Despite his prolific output and stature in Japan, only a handful of papers and only one book (although even that remains unpublished) by Amino have been translated into English language. As a leading scholar of early modern Japan once told me, everybody talks about Muen, kugai, raku, one of Amino’s most important books, but few have read it. For the most part, one could say the same about much of his work. At least two reasons for this arise from Amino’s work itself. One is that much of it has a highly specialized focus on medieval Japan, and another is the context in which his work is read. Many of his essays and monographs focus like a micro laser on the minutiae of landholding patterns, forms of taxation, local power relations, changes in legal codes, the reading and interpretation of documents, and similar specialized topics, and as a consequence even in Japan only specialists find them compelling reading. And while much of his later work is compelling to a large segment of the Japanese reading public, it is less so to a general audience outside Japan. This is especially true for his work on issues concerning Japanese ethnic origins, the tennø, rice cultivation and consumption, geography, and other topics... Finally, although much of his work would certainly be of interest to students and scholars of Japanese history outside Japan, the shortage of translations remains an obstacle.

As mentioned above, a very readable account of some of Amino's major findings is now available in English.

==Selected works==

===Books===
- 1991: 日本の歴史をよみなおす (Reinterpreting Japanese History).
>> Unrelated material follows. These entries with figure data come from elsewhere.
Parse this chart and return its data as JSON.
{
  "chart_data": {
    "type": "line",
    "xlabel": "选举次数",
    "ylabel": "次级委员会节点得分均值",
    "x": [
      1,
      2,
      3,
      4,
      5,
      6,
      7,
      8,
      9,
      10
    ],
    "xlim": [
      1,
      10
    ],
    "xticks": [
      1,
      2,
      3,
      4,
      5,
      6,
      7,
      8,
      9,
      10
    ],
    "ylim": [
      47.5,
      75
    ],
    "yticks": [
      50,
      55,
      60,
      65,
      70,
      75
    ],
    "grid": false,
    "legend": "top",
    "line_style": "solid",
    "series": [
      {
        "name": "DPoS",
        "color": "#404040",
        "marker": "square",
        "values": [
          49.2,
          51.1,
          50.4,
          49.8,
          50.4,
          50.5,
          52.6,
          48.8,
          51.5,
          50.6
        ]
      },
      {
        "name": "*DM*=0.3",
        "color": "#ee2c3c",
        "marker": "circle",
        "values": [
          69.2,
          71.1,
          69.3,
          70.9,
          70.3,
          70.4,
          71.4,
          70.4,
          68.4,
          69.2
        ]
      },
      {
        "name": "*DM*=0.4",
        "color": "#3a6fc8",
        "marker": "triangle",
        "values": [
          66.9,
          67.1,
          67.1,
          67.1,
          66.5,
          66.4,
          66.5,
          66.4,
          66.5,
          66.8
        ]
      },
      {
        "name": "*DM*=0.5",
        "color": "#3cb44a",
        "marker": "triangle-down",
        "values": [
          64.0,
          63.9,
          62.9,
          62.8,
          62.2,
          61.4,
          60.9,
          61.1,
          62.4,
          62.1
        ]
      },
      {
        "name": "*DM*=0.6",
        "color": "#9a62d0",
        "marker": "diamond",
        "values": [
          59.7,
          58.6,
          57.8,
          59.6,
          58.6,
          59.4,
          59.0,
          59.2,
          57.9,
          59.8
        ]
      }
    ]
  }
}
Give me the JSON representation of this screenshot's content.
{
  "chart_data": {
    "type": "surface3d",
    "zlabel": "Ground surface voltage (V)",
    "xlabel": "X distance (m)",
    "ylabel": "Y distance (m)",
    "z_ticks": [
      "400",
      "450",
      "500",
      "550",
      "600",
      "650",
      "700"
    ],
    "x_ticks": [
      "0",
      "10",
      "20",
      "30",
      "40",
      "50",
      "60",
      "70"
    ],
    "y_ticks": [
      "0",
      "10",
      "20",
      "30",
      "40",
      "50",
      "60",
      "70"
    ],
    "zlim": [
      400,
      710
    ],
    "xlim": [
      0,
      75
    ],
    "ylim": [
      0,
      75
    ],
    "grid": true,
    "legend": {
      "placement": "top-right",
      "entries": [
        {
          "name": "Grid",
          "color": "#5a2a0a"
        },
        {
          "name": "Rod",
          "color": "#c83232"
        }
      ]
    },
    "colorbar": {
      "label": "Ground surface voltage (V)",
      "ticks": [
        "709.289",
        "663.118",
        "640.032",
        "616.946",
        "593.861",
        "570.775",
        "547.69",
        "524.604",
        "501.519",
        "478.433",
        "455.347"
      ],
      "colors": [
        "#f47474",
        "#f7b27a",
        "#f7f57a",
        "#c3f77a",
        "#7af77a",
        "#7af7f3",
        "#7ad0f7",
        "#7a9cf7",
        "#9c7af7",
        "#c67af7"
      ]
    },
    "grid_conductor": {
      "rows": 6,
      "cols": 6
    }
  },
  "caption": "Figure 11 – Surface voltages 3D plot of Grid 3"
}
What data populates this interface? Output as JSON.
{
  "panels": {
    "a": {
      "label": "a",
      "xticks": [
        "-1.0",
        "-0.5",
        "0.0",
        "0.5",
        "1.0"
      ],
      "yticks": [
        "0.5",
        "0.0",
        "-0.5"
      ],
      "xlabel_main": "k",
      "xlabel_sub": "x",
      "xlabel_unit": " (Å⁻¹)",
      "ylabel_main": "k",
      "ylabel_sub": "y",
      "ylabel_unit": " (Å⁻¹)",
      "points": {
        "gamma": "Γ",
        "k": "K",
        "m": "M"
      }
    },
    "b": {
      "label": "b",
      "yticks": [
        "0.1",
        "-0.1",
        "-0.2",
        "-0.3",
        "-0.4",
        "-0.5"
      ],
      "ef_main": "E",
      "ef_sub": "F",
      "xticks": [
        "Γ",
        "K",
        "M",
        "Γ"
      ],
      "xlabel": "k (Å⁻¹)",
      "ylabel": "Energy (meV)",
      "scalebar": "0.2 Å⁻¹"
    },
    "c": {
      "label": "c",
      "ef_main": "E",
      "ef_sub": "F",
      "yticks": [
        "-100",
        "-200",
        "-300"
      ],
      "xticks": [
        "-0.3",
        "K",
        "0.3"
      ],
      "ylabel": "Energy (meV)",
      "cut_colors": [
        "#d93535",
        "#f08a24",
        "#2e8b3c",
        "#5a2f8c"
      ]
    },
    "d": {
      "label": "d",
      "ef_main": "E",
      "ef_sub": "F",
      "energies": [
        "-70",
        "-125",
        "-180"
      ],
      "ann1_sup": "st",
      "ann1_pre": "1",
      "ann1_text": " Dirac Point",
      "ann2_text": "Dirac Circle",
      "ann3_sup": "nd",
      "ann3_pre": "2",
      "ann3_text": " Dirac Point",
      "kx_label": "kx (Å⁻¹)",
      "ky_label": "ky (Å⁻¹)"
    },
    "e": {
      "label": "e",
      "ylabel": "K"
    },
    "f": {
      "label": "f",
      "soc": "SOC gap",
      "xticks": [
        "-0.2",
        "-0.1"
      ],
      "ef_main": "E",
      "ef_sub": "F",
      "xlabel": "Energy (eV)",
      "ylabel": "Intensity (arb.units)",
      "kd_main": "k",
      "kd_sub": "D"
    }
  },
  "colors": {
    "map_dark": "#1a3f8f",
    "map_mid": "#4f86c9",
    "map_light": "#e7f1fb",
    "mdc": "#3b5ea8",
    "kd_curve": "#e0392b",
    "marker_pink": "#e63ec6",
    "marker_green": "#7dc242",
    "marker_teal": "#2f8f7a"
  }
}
Tokyo: Chikuma Shobo.
- 1990: 日本論の視座――列島の社会と国家 (A New Standpoint on Nihon-ron: Society and the State on the Archipelago). Shogakkukan.
- 1978: 無縁・公界・楽――日本中世の自由と平和 (Muen, Kugai, Raku: Liberty and Peace in Medieval Japan). Heibonsha.
- 1966: 中世荘園の様相 (Conditions on Medieval Estates).

===Articles===
- 2007: "Medieval Japanese Constructions of Peace and Liberty: Muen, Kugai, and Raku". International Journal of Asian Studies 4 (1): 3–14.
- 2001: "Commerce and finance in the Middle Ages: The beginnings of ‘capitalism’". Acta Asiatica 81: 1–19.
- 1996: "Emperor, Rice, and Commoners". In Donald Denoon, Mark Hudson, Gavan McCormack, and Tessa Morris-Suzuki, eds. Multicultural Japan: Palaeolithic to Postmodern. Cambridge, UK: Cambridge University Press, 1996: 235–245
- 1995: "Les Japonais et la mer" ("The Japanese and the Sea"). Annales 50 (2): 235–258. (French)
- 1992: "Deconstructing 'Japan'". East Asian History 3: 121–142. Translated by Gavan McCormack, pdf available
- 1983: "Some problems concerning the history of popular life in medieval Japan". Acta Asiatica 44: 77–97.